Resenha da coletânea “Cruzando fronteiras disciplinares: um panorama dos estudos migratórios” organizada por Helion Povoa Neto e Ademir Pacelli Ferreira. Rio de Janeiro: Revan, 2005. Originalmente publicada em Latin Americam Journal of Fundamental Psycopathology.
“O primeiro que, tendo cercado um terreno, atreveu-se a dizer: Isto é meu, e encontrou pessoas simples o suficiente para acreditar nele, foi o fundador da sociedade civil. Quantos crimes, guerras, assassínios, quantas misérias e horrores não teria poupado ao gênero humano aquele que, arrancando estacas ou enchendo o fosso, houvesse gritado aos seus semelhantes: ‘Evitai ouvir esse impostor. Estamos perdidos e esquecerdes que os frutos são de todos e que a terra não é de ninguém!’”.Jean-Jacques Rousseau
“O primeiro que, tendo cercado um terreno, atreveu-se a dizer: Isto é meu, e encontrou pessoas simples o suficiente para acreditar nele, foi o fundador da sociedade civil. Quantos crimes, guerras, assassínios, quantas misérias e horrores não teria poupado ao gênero humano aquele que, arrancando estacas ou enchendo o fosso, houvesse gritado aos seus semelhantes: ‘Evitai ouvir esse impostor. Estamos perdidos e esquecerdes que os frutos são de todos e que a terra não é de ninguém!’”.Jean-Jacques Rousseau
Estamos vivendo um processo de globalização, com vários países tendo a economia unificada e com a informação circulando de maneira instantânea através da televisão e da internet. Dessa forma, as fronteiras parecem se dissipar. Por outro lado, os exemplos de defesa exacerbada dos territórios nacionais estão cada vez mais freqüentes.
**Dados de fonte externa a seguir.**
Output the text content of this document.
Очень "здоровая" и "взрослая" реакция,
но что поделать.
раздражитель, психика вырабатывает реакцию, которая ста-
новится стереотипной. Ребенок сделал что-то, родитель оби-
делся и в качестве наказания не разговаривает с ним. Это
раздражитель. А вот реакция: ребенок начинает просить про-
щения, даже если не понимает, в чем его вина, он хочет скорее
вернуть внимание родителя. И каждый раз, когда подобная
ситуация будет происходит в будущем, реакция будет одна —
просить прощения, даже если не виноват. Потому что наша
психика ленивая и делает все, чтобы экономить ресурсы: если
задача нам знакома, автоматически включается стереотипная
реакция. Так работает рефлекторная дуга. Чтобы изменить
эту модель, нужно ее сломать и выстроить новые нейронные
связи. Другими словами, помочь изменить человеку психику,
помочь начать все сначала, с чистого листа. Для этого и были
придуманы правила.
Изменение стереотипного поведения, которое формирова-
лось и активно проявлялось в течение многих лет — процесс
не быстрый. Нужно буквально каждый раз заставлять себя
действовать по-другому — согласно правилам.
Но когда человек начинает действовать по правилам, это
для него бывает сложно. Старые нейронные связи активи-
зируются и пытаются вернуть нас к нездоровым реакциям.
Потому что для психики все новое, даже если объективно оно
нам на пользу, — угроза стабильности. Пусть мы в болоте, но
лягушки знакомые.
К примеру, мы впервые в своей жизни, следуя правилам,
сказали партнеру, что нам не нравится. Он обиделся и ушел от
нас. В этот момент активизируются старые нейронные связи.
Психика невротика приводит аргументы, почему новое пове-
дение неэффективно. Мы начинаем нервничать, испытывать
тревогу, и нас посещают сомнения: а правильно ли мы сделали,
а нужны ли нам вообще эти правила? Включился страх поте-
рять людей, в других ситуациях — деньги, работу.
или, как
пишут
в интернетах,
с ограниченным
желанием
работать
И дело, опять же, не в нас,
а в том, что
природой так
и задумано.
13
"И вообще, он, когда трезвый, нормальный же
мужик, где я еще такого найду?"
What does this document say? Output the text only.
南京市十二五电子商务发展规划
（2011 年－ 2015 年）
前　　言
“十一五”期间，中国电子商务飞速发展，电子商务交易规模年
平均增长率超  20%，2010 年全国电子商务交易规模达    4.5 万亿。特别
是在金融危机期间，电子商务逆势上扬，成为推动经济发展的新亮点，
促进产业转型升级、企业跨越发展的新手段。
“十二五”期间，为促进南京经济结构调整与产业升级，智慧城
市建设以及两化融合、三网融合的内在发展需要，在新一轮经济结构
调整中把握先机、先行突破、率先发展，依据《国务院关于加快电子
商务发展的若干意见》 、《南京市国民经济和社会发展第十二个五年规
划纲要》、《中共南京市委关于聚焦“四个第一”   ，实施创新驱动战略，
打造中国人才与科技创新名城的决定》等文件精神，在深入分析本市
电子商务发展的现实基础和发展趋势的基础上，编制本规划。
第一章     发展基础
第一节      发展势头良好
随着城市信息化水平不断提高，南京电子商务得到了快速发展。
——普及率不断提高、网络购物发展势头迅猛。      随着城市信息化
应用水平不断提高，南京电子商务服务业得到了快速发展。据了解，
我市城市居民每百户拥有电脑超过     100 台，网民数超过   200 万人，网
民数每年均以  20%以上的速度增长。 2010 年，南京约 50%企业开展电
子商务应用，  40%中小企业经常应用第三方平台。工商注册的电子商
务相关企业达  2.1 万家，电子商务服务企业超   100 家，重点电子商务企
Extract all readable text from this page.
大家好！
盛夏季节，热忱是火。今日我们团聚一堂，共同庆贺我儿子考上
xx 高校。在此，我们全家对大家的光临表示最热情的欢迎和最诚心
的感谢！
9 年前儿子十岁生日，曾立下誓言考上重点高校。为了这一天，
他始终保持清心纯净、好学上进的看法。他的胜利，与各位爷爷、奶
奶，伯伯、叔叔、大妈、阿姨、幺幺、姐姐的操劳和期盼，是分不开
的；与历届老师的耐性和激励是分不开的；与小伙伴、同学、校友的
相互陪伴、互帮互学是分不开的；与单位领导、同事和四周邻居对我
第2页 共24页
As justificativas para isso giram em torno de aspectos religiosos, econômicos ou de proteção contra possíveis ataques terroristas. Para garantir as fronteiras faz-se necessário criar grupos de inimigos potenciais, baseados em preconceitos e estereótipos. A criminalização dos migrantes – intensificada após o dia 11 de setembro de 2001 – é um dos temas abordados na coletânea “Cruzando Fronteiras Disciplinares: um panorama dos estudos migratórios”, organizada por Helion Póvoa Neto e Ademir Pacelli Ferreira.
Ninguém pode se atrever a ler essa coletânea tentando fixar idéias, estabelecer estreitos limites às concepções que se desdobram e sempre se encaminham para outro lugar ao longo da leitura. Ora estamos entre “italianos” em Caxias do Sul, ora entre “alemães” no Rio de Janeiro ou em Blumenau. Podemos, também, acompanhar casamentos entre brasileiros e anglo-americanos nos Estados Unidos ou transladar ao outro lado do mundo junto com japonesas e nipo-brasileiras.
Existe, ainda, algo mais importante: não podemos nem mesmo definir as fronteiras que são ultrapassadas a partir dos tradicionais acidentes geográficos que separam cidades, Estados, países e continentes. Na coletânea, as fronteiras disciplinares também são cruzadas, ocorrendo uma incessante interpenetração de saberes. Trata-se de uma obra com a participação de profissionais de diversas áreas do conhecimento, colocando-nos em contato com o objeto de estudo: o migrante. Os trabalhos apresentados, no entanto, não buscam um objeto transcendente. Essa não poderia ser a intenção, pois na tentativa de aproximação do pesquisador em relação ao tema o próprio pesquisador acaba migrando.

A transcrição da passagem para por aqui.